Henry – Why do you bother? In the first place, Beverly did not say 53 was a record for cosponsers ever, she said it was a record for cosponsors at the January introduction of the bill in the current (113th) session. You second error is to call names and politicize something which is completely non-partisan. It’s no fault of the Republicans if they understand economics while Democrats do not.
I suggest reading the fine print in Fairtax, like President Bush Tax Advisory Panel did, when they rejected Fairtax as, well they were polite about it, but showed that Fairtax fine print hid 2 trillion dollars in “other” taxes.
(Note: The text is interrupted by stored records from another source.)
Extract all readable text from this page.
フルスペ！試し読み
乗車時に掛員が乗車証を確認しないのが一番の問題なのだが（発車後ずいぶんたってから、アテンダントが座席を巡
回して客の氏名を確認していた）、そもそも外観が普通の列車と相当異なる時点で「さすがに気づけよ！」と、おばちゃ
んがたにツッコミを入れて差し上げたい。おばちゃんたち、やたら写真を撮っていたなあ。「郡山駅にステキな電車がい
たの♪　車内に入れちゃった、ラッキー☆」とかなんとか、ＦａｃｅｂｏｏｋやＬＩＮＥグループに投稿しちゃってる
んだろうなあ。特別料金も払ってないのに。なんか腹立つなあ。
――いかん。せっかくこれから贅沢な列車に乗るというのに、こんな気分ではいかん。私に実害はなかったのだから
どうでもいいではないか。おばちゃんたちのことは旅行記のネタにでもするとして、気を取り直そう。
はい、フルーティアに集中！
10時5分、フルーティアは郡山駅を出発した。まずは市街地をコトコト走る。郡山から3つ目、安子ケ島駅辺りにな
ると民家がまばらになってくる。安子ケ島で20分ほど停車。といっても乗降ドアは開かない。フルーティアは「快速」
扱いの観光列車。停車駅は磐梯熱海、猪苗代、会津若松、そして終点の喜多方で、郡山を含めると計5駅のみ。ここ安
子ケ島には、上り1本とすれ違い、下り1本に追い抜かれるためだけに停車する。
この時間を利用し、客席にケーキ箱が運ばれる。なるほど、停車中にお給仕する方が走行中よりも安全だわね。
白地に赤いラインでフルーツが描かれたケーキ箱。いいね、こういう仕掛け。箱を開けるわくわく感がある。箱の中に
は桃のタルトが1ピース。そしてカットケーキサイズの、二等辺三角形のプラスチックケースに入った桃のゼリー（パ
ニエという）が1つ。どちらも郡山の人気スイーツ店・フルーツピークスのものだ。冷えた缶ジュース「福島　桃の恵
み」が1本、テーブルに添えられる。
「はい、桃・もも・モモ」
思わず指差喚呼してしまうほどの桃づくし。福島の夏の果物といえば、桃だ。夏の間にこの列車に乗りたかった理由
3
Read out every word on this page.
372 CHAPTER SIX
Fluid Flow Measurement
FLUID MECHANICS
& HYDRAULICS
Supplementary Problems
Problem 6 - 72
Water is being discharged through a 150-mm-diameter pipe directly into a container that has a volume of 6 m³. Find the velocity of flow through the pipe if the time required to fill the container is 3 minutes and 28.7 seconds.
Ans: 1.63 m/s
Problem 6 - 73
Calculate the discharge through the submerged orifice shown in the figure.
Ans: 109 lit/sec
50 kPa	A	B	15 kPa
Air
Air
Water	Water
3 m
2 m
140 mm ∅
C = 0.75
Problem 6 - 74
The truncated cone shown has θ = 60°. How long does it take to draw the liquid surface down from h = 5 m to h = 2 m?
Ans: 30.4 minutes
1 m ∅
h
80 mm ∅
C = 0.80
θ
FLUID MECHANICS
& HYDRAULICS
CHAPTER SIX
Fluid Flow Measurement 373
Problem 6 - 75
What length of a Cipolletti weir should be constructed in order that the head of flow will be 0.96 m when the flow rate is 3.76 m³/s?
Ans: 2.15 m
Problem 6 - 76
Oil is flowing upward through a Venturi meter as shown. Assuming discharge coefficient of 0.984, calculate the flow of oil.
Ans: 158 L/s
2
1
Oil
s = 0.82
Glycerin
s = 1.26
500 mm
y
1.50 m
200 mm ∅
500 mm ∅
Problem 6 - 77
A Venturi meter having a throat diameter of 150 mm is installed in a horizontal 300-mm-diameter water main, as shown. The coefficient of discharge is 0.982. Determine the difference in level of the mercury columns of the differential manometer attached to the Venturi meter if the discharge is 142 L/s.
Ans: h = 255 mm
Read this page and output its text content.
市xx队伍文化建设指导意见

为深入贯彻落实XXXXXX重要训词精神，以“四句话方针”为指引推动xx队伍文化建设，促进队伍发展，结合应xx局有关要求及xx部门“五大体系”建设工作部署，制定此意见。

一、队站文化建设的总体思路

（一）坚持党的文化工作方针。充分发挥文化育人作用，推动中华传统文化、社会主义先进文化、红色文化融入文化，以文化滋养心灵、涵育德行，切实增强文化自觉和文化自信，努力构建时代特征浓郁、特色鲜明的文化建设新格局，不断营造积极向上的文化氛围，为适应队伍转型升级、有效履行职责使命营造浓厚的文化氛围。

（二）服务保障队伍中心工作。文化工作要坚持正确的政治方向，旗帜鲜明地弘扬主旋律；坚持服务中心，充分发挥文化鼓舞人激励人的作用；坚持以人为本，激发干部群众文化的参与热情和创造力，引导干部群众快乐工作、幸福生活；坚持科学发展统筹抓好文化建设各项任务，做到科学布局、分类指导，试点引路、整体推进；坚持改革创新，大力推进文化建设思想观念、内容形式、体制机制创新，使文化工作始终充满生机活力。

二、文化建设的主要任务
Fairtax is anything but a simple retail personal sales tax, like we were told. In the fine print, for example, are massive wage and pension expenditures taxes every city and county would have to pay. That’s right “Certain” wages — paid by “certain” employers are defined as taxable. Then in another section, taxable employers are defined. Then in another document, President Bush Tax Panel found Fairtax “assumes” all city county and states will pay this (and much more, Im being brief) and will “take necessary steps to raise their tax rates” to pay these huge other taxes.
In other words, Fairtax has massive other taxes, inserted into the fine print, in about 300 words. President Bush Tax Advisory Panel eats fine print tricks for breakfast, so they spotted the hustle. It’s in the definitions and tax revenue projects, aka tax base.
Learn what they hide- and ask yourself, why hide it?